Enable SMTP with Grafana

[choldgraf]

If we do this, we'll be able to set up email notifications when certain metrics cross thresholds we set (e.g. % failing pods)

Here's the section we'd need to edit:

https://github.com/jupyterhub/mybinder.org-deploy/blob/staging/mybinder/values.yaml#L155

here's the configuration guide for SMTP:

http://docs.grafana.org/installation/configuration/#smtp

I'm a bit rusty on SMTP stuff...is there a way for us to use an SMTP server without setting up an email account somewhere?

We could also use SMTP for google with mybinderteam@gmail.com

[choldgraf]

Another snag: I can't figure out how to set this up without hard-coding the email password in our mybinder.org config file...maybe we can generate a cert/key file and have it sitting in the grafana pod?

[yuvipanda]

Grafana allows interpolating environment variables into its config, so you can set extra environment variables in the secrets in this repo (via https://github.com/kubernetes/charts/pull/2903) and use that in the grafana config.

I'm not sure if you have the secret key to unlock the secret config files in this repo tho...

On Tue, Feb 13, 2018 at 8:24 AM, Chris Holdgraf notifications@github.com wrote:

Another snag: I can't figure out how to set this up without hard-coding the password in our mybinder.org config file...maybe we can generate a cert/key file and have it sitting in the grafana pod?

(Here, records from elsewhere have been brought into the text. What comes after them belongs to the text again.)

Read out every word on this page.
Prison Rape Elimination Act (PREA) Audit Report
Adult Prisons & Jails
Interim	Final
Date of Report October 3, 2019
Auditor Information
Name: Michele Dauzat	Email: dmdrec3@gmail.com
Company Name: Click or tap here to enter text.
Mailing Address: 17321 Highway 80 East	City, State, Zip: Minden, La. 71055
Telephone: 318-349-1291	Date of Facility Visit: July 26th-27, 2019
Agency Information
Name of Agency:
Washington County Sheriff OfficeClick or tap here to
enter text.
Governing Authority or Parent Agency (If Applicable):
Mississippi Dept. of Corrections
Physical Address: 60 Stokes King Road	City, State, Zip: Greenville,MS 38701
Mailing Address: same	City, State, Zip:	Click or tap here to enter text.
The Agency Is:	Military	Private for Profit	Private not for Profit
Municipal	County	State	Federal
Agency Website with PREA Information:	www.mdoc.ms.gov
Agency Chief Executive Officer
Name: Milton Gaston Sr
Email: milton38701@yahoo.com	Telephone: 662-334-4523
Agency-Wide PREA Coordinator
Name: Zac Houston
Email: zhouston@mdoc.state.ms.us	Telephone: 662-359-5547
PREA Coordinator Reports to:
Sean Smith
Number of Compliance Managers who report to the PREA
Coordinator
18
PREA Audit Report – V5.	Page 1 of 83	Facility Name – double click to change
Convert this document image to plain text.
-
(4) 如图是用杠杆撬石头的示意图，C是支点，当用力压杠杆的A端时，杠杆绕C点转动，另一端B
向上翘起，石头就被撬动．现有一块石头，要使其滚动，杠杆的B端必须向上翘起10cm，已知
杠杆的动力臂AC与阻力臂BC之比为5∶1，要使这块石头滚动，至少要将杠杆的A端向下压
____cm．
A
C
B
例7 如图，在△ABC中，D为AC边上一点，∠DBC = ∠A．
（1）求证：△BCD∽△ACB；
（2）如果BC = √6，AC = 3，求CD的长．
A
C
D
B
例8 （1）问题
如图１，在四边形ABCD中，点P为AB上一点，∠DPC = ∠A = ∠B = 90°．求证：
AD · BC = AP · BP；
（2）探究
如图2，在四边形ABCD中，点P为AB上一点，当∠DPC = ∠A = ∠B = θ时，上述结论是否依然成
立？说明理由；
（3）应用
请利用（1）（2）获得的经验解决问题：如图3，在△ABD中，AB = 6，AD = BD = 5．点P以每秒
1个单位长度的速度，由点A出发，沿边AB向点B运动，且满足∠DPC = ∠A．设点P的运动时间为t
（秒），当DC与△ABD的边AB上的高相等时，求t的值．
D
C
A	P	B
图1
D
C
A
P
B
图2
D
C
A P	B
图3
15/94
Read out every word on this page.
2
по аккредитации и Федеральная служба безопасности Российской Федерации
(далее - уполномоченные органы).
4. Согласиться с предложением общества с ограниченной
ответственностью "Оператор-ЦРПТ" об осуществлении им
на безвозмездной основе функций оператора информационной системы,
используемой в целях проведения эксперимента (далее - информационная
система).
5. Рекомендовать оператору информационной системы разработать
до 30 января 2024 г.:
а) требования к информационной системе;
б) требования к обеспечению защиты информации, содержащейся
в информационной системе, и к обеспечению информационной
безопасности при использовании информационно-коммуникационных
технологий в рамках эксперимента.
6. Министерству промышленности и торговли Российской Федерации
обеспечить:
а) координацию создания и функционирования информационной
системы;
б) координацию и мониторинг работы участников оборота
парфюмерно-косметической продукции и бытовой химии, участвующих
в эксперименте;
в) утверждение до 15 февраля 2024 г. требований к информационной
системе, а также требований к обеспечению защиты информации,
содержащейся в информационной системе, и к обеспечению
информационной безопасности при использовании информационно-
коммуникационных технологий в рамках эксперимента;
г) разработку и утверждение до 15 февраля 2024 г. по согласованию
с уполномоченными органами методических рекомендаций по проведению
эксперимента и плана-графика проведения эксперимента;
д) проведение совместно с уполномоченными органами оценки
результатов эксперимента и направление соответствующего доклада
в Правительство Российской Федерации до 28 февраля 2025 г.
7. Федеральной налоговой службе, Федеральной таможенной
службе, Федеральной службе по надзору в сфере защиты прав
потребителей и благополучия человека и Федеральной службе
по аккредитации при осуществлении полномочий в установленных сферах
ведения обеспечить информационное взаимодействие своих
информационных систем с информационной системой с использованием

— You are receiving this because you are subscribed to this thread. Reply to this email directly, view it on GitHub https://github.com/jupyterhub/mybinder.org-deploy/issues/365#issuecomment-365319889, or mute the thread https://github.com/notifications/unsubscribe-auth/AAB23sbi6U90p20nKfQy6FD_DAef779jks5tUbdZgaJpZM4SDUPw .

-- Yuvi Panda T http://yuvi.in/blog

[minrk]

@choldgraf do you want to test out the process I describe in #370 for sharing the git-crypt secret?

[choldgraf]

(I'll try and get to this when I have a moment...I think a first blocking step is that @yuvipanda needs to give me git-crypt access)

[minrk]

SMTP outbound is also blocked at the cluster-level for spam reasons in the firewall. We'll need to figure out how to let grafana send email without allowing user pods or builds to do it.

It might be time to move our firewall from node-level to NetworkPolicy, if gke's been updated to have a recent-enough calico to support egress policies yet.

[minrk]

@choldgraf I sent you an encrypted key via gitter PM with a link to the docs for installing it yourself. Let me know how it goes!

[choldgraf]

I'm going to prioritize this issue for myself, as we missed an outage because the grafana emailing wasn't set up yet. I will try to spend some time on it either this week or this weekend.

[minrk]

I just set up an alert with stackdriver that will hopefully let us know when launches are failing, but it would be great to have this coming from grafana.

[choldgraf]

cool - am gonna give the git-crypt stuff another go now that I'm back from Europe

[choldgraf]

hey all - so looking through this now...a couple quick questions:

1. Can somebody generate a new ssh-vault key for me? I had to reset my SSH keys so I don't think the previous one will work.
2. Is there any way to test this out other than just deploying to prod?
3. I set up a google account called mybinderbot@gmail.com that we can use to send emails etc. Are folks OK with me setting a temporary password and hard-coding it in to the grafana.ini file so I can try testing this out separately from the travis git-crypt stuff?

Lemme know what you think!

cc @minrk and @yuvipanda since they've got the most experience with the git-crypt secrets etc

[minrk]

Can somebody generate a new ssh-vault key for me? I had to reset my SSH keys so I don't think the previous one will work.

Sent a new vault via gitter PM

Is there any way to test this out other than just deploying to prod?

You can deploy to staging and test there. Put the config in config/staging.yaml instead of the shared mybinder/values.yaml. You can also test by creating a dedicated cluster on binder-staging and deploying the chart there (I've done this with a few things in the past).

Are folks OK with me setting a temporary password and hard-coding it in to the grafana.ini file so I can try testing this out separately from the travis git-crypt stuff?

If it's not in cleartext. I'd rather not have a publicly accessible email password here. Doing a dedicated cluster should let you test without putting it on this repo.